Hacker News new | ask | show | jobs
by madez 2597 days ago
When I see that articles about the same thing in different languages state different and incompatible numbers, then I always think that this is an obvious and easily solveable problem; separate the data from the language and reference it in the text. That way each language uses the same data. This shouldn't just be done with numbers, but with dates, and other easily convertible information.

Yes, this will create conflicts as to which information is correct, but Wikipedia has had this problem since forever, and deals with it.

3 comments

This is currently being done on Wikidata for information that is more easily represented in a database.

https://www.wikidata.org

https://en.wikipedia.org/wiki/Wikidata

Some infoboxes on Wikipedia have values that are automatically synced to the related Wikidata entry.

https://en.wikipedia.org/wiki/Infobox

The problem is that most data can never be verified. A source may never be fully accurate. A source could be a bunch of BS in the worst case. Even government data and media-based data frequently contradict each others.

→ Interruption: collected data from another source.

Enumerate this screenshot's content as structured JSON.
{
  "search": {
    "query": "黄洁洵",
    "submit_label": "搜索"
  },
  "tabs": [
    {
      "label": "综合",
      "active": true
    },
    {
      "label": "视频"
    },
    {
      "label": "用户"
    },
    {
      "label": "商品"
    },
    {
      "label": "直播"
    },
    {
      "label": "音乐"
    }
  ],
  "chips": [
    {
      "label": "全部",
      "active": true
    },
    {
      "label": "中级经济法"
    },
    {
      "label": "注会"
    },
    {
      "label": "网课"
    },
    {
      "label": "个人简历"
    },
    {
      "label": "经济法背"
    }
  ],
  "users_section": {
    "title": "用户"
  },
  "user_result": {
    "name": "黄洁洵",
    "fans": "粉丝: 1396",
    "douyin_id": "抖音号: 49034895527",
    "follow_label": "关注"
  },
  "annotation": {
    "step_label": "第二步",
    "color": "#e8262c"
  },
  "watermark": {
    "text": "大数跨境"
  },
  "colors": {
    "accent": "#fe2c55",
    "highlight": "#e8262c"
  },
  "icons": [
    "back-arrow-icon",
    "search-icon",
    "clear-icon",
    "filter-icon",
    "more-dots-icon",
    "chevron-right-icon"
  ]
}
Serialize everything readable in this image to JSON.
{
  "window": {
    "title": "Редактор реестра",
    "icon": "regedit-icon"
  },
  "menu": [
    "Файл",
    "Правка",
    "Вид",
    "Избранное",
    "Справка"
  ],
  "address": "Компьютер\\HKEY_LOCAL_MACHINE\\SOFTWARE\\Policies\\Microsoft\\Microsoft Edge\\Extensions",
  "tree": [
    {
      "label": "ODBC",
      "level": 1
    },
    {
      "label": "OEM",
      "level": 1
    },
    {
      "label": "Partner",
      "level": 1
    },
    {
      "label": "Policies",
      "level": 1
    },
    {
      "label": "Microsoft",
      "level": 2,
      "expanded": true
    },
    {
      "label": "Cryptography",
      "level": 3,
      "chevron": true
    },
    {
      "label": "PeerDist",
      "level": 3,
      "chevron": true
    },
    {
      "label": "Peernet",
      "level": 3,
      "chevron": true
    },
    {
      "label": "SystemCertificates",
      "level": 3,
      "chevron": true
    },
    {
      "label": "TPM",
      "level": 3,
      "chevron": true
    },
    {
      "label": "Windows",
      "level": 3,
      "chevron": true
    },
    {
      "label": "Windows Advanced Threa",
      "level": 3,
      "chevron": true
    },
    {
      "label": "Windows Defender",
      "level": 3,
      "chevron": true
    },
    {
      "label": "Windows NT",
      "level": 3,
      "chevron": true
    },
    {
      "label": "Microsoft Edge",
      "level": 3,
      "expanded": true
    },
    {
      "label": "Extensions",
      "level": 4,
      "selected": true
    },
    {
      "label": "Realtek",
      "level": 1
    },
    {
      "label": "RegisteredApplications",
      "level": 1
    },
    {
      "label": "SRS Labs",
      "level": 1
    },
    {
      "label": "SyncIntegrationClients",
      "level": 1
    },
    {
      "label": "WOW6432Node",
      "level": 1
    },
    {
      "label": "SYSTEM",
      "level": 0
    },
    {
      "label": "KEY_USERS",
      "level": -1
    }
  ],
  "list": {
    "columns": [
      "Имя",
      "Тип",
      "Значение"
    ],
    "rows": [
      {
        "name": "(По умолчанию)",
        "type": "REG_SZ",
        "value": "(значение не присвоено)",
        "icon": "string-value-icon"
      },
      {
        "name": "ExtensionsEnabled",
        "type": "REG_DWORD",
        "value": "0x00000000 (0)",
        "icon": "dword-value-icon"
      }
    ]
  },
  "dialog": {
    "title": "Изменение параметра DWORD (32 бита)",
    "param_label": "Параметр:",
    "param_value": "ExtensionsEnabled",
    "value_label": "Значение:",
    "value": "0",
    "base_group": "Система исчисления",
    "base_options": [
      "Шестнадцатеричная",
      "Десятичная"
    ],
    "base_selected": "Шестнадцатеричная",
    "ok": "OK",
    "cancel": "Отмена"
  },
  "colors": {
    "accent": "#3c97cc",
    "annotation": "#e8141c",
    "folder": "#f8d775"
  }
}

For recent events we have already seen large press groups spreading misinformation. So when do you know when they actually produce facts or produce biased BS? At the end of the day somebody makes a call and we know nothing of their affiliations.

Wikipedia also has a notorious problem with "sources" that are written by the same person that's editing the article.
That's a horrible idea.

1. The surrounding text depends on the number it contains. By blindly replacing numbers in every language version, you get garbage like "Town A is the most populated place on the region at 10,000 inhabitants, followed by Town B at 11,000."

2. If you look at multiple language versions and they disagree, you know one of them must be incorrect and you should watch out for bias and outdated information. Forcing them to all have the same data takes away that feature.

3. Bias is rarely a problem with objectively checkable data. When the PRC publishes an encyclopedia, the issue with it is not that they'd get the date of Tiananmen Square wrong.

4. Requiring people to use and read some sort of placeholders instead of ordinary text greatly increases the barrier to entry.